1) The Individual Mandate: Upheld by a 5-4 vote
Starting in 2014, every qualifying American citizen will be obligated to have health insurance coverage. While my correct prediction wasn't entirely accurate, I'll point out that I was in the extreme minority among my peers and colleagues in even coming close! That being said, I will admit I did not sleep much the night before the ruling, and I may have PTSD from the moment of sheer terror when CNN initially botched the call.
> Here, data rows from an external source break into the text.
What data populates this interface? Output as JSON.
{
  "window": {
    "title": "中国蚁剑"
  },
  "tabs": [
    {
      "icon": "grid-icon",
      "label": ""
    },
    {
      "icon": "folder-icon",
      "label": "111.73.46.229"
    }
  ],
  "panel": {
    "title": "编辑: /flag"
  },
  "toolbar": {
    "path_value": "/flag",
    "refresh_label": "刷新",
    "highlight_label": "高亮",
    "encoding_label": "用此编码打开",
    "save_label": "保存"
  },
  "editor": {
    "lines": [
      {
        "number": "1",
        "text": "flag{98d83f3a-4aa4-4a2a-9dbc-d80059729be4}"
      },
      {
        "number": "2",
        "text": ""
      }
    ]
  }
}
In the ruling's supporting opinion, Chief Justice Roberts explains that the mandate does not fall under the jurisdiction of the Commerce Clause. Rather, he interprets it as legal through the Taxation Authority granted to Congress. In it's simplest interpretation, yes, the mandate is a tax. More accurately, though, it is a monetary penalty on those individuals who choose not to purchase health insurance. No, this is not 'the biggest tax increase on the middle-class in our history', as the vast majority of rational Americans desire some form of health insurance (and don't forget that there will be exemptions from the mandate for individuals who can't afford insurance even with the Exchange subsidies, for those with religious objections, and up to three months for those between jobs). For the handful of individuals that take Freedom to the extreme of voluntarily foregoing health coverage, they will see an annual penalty on their tax returns that will theoretically subsidize the health care these individuals will almost certainly receive at some point in their lives. It is also worth noting that the law explicitly prohibits the IRS from 'aggressive efforts to collect the penalty' (i.e. threatening jail-time), and will most likely occur through withholding of tax refunds. The CBO projects around 4 million individuals will forgo insurance and pay the penalty, most likely young healthy individuals who feel they are healthy enough to go without it. Here is a great breakdown from the Kaiser Family Foundation of how this works:
2) Involuntary Medicaid expansion: Overruled by a 2-7 vote
The ACA included language that obligated states to expand their Medicaid eligibility to 133% of the Federal Poverty Level ($15,000 for an individual, $30,000 for a family of four in 2012), potentially expanding eligibility to 16 million more Americans. This expansion would be fully funded by the federal government for ten years, and 90% federally funded thereafter. If states refused, they could lose all existing Medicaid funding. The Court felt that this was beyond Congress' authority, though, and determined that this expansion should thus be completely voluntary. While the provision turns out to be a great deal for states, counties, businesses, health providers, and patients, several conservative governors have jumped on the opportunity to refuse this piece of Obamacare. Unfortunately, these are the states that have some of the highest uninsured rates and would precisely be the ones who would benefit the most. Here is a breakdown of the most recent state-level stances, and go here for the interactive version:
While many of the quick responses from the likes of Rick Perry and Bobby Jindal may merely be political pandering in an election season, the chorus of local opposition will undoubtedly rise from county hospitals, health insurers, state medical societies, and patient advocacy groups. These should be interesting developments to watch after the elections.
3) Looking Ahead
The ACA has now survived all three branches of government, and the 'full repeal' mantra will slowly lose steam in the public view. Clearly, the November election will truly determine the fate of the law's effectiveness, as a complete Republican takeover could gut many of the financing mechanisms even without a Senate super majority. For now, the SCOTUS seal of approval will allow the state-based health insurance exchanges to move full steam ahead. Many state legislatures will still opt out of creating their own exchanges, but the law allows for a national exchange to fill these gaps. In the meantime, the law continues to quietly roll out new benefits, with the most recent resulting from the Medical Loss Ratio standard for health insurers, where health plans are required to spend 80 cents of every dollar they spend on actual health care services instead of marketing, profits, and overhead. And if they don't? Then their customers get a rebate check for the amount they underspend on actual care, which was the case this year for 12 million Americans, to the tune of $1.1 billion.